The list of opponents to the Employee Fair Choice Act (EFCA) is a long who’s who of business in the United States, including the Chamber of Commerce, nationally known corporations like Home Depot and Walmart, and most notably for those in the food service industry, the National Restaurant Association (NRA).
What is EFCA? It’s a law that would allow employees to form a union at a place of business if a majority signed a card voting for unionization.
Current legislation requires that a secret ballot administered by the company must result in a majority vote for unionization.
Many small businesses would remain unaffected by the new legislation, since the minimum requirement for unionization is a business with $500,000 in gross annual revenue or at least 3 non-supervisory employees.
What’s the big deal? Well, both sides claim that coercion is the problem.
Business owners, including many in the restaurant industry, represented by the NRA, claim that employees will be coerced into signing card checks for unionization by union activists, especially since the card signing occurs in public.
Union supporters say the coercion that goes on currently under the secret ballot procedure is the real inequity in the system.
They say businesses routinely intimidate and even fire employees that push for unionization leading up to a secret ballot vote, and even though these practices are illegal, the penalties are not very harsh and are not regularly enforced.
Needless to say, Democrats support this legislation and Republicans oppose it. President Obama spoke in favor of this bill on the Senate floor last year and its passage was a routine campaign promise last fall.
EFCA already passed the House of Representatives last year on a strict party line vote but could not attain cloture in the Senate.
With Democrats ever closer to the magic number of 60 in the Senate, the Employee Fair Choice Act is looking more and more like it will become law, probably within the first six months of this year.
The NRA’s opposition to this bill is explained as a defense of worker’s rights to a secret ballot. They also say that EFCA will hurt small businesses.

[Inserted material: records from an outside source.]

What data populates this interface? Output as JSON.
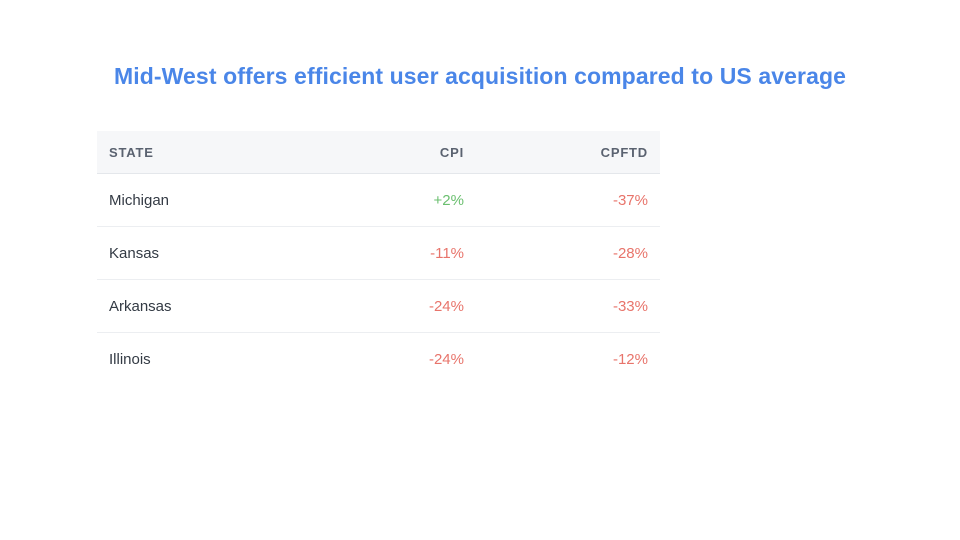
{
  "slide": {
    "title": "Mid-West offers efficient user acquisition compared to US average"
  },
  "table": {
    "headers": {
      "state": "STATE",
      "cpi": "CPI",
      "cpftd": "CPFTD"
    },
    "rows": [
      {
        "state": "Michigan",
        "cpi": "+2%",
        "cpftd": "-37%"
      },
      {
        "state": "Kansas",
        "cpi": "-11%",
        "cpftd": "-28%"
      },
      {
        "state": "Arkansas",
        "cpi": "-24%",
        "cpftd": "-33%"
      },
      {
        "state": "Illinois",
        "cpi": "-24%",
        "cpftd": "-12%"
      }
    ]
  },
  "colors": {
    "title": "#4a86e8",
    "positive": "#6abf6f",
    "negative": "#e8746b",
    "header_background": "#f6f7f9"
  }
}
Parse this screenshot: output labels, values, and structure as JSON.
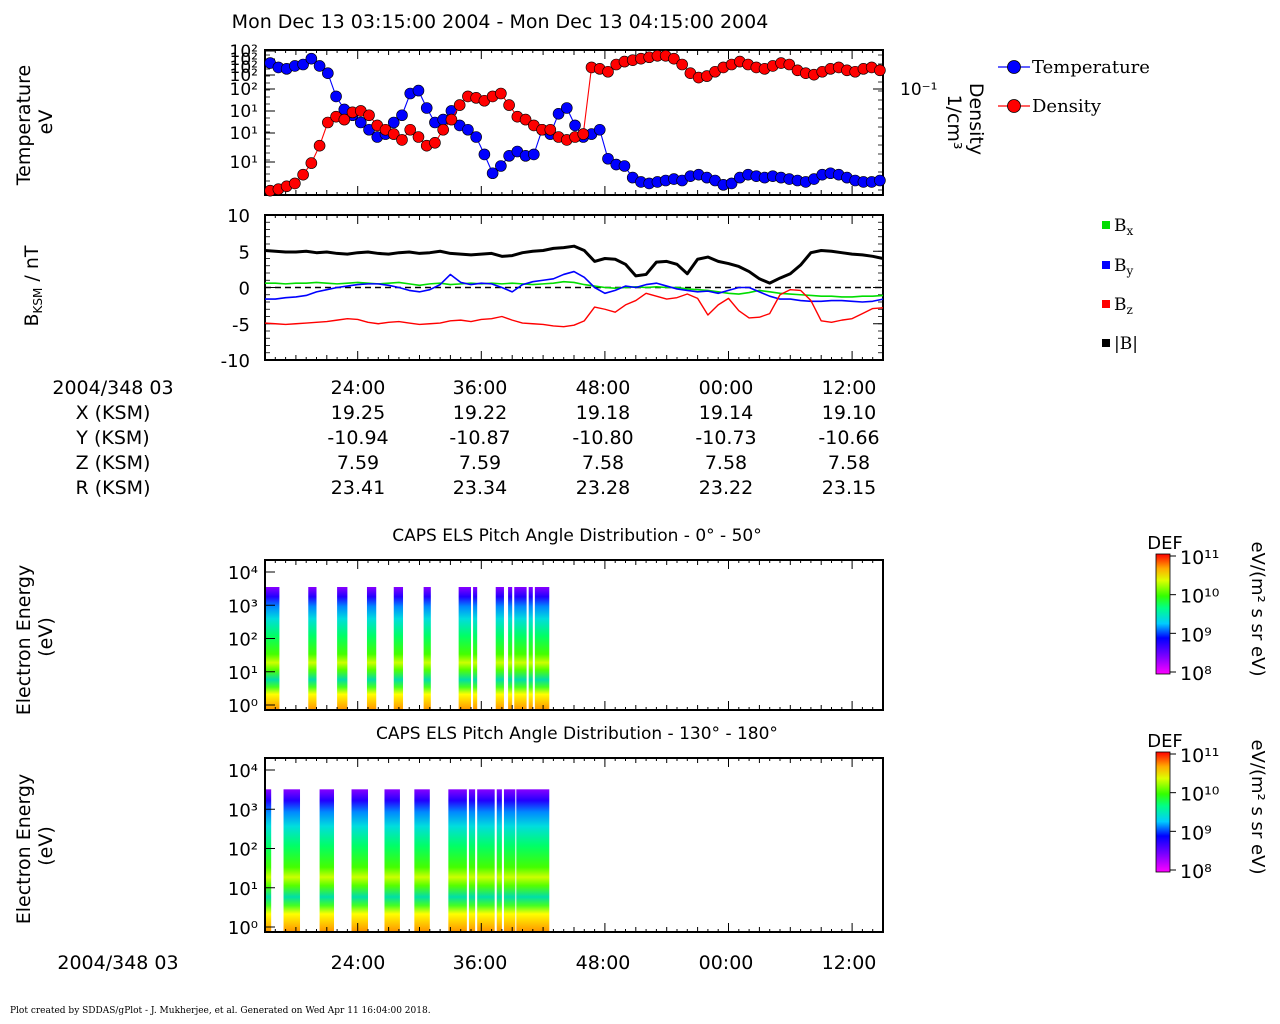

With the passion on both sides running high, it’s hard to say who will benefit the most from this bill. Both proponents and opponents claim to be defending workers’ rights.
In the food service industry, the leading association has taken a tough stand against this bill, but that doesn’t mean everyone agrees with the NRA.
The reality is that most restaurants will remain unaffected by this legislation because of the minimum requirements for unionization. The ones most at risk, like national chains, are the most vocal opponents driving NRA action.